4. Adjacent sides are perpendicular to each other.

\(AB \perp BC,\enspace BC \perp CD,\enspace CD \perp AD,\enspace AD ​​\perp AB \)

5. The diagonals of the rectangle are equal.

\(AC = BD\)

According to property 1 the rectangle is a parallelogram, which means \(AB = CD \) .

Consequently, \(\triangle ABD = \triangle DCA \) on two legs (\(AB = CD \) and \(AD \) - joint).

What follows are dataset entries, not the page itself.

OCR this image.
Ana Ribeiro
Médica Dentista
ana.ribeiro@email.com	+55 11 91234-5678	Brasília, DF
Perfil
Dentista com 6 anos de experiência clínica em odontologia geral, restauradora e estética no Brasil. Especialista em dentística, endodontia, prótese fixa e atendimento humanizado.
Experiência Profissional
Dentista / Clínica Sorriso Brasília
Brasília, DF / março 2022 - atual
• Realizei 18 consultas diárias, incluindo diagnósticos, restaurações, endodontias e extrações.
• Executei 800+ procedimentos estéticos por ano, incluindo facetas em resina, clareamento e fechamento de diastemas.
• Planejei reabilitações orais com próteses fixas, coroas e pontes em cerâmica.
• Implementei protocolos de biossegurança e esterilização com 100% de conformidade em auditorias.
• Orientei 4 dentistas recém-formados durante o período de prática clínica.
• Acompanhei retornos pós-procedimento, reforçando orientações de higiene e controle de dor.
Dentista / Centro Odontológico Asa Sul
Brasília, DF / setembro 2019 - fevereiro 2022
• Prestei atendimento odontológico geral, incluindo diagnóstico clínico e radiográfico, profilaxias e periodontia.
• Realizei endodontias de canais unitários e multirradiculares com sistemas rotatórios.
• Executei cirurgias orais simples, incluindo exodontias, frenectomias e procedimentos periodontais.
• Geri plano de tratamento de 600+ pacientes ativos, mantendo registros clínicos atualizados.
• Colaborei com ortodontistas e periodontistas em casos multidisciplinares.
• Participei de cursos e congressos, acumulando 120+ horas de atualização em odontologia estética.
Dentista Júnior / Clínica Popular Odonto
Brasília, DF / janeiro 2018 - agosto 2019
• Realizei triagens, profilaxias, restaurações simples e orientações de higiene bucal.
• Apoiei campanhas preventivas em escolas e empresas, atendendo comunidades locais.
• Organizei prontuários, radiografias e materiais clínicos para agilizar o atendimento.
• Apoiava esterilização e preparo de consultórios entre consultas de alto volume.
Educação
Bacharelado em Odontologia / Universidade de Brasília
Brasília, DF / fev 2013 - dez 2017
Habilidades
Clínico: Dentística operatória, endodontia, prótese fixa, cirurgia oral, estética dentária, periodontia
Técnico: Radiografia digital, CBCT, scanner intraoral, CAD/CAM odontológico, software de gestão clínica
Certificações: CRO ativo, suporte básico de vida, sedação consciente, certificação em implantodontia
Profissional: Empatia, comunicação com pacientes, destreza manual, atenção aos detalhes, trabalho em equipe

If both figures - \(ABC \) and \(DCA \) are identical, then their hypotenuses \(BD \) and \(AC \) are also identical.

So \(AC = BD \) .

Only a rectangle of all figures (only from parallelograms!) Has equal diagonals.

Let's prove this too.

\(\Rightarrow AB = CD \) , \(AC = BD \) by condition. \(\Rightarrow \triangle ABD = \triangle DCA \) already on three sides.

It turns out that \(\angle A = \angle D \) (like the corners of a parallelogram). And \(\angle A = \angle C \) , \(\angle B = \angle D \) .

We deduce that \(\angle A = \angle B = \angle C = \angle D \). All of them by \(90^(\circ) \) . The sum is \(360^(\circ) \) .

7. The diagonal divides the rectangle into two identical right triangles.

\(\triangle ABC = \triangle ACD, \enspace \triangle ABD = \triangle BCD \)

8. The intersection point of the diagonals bisects them.

\(AO = BO = CO = DO \)

9. The intersection point of the diagonals is the center of the rectangle and the circumscribed circle.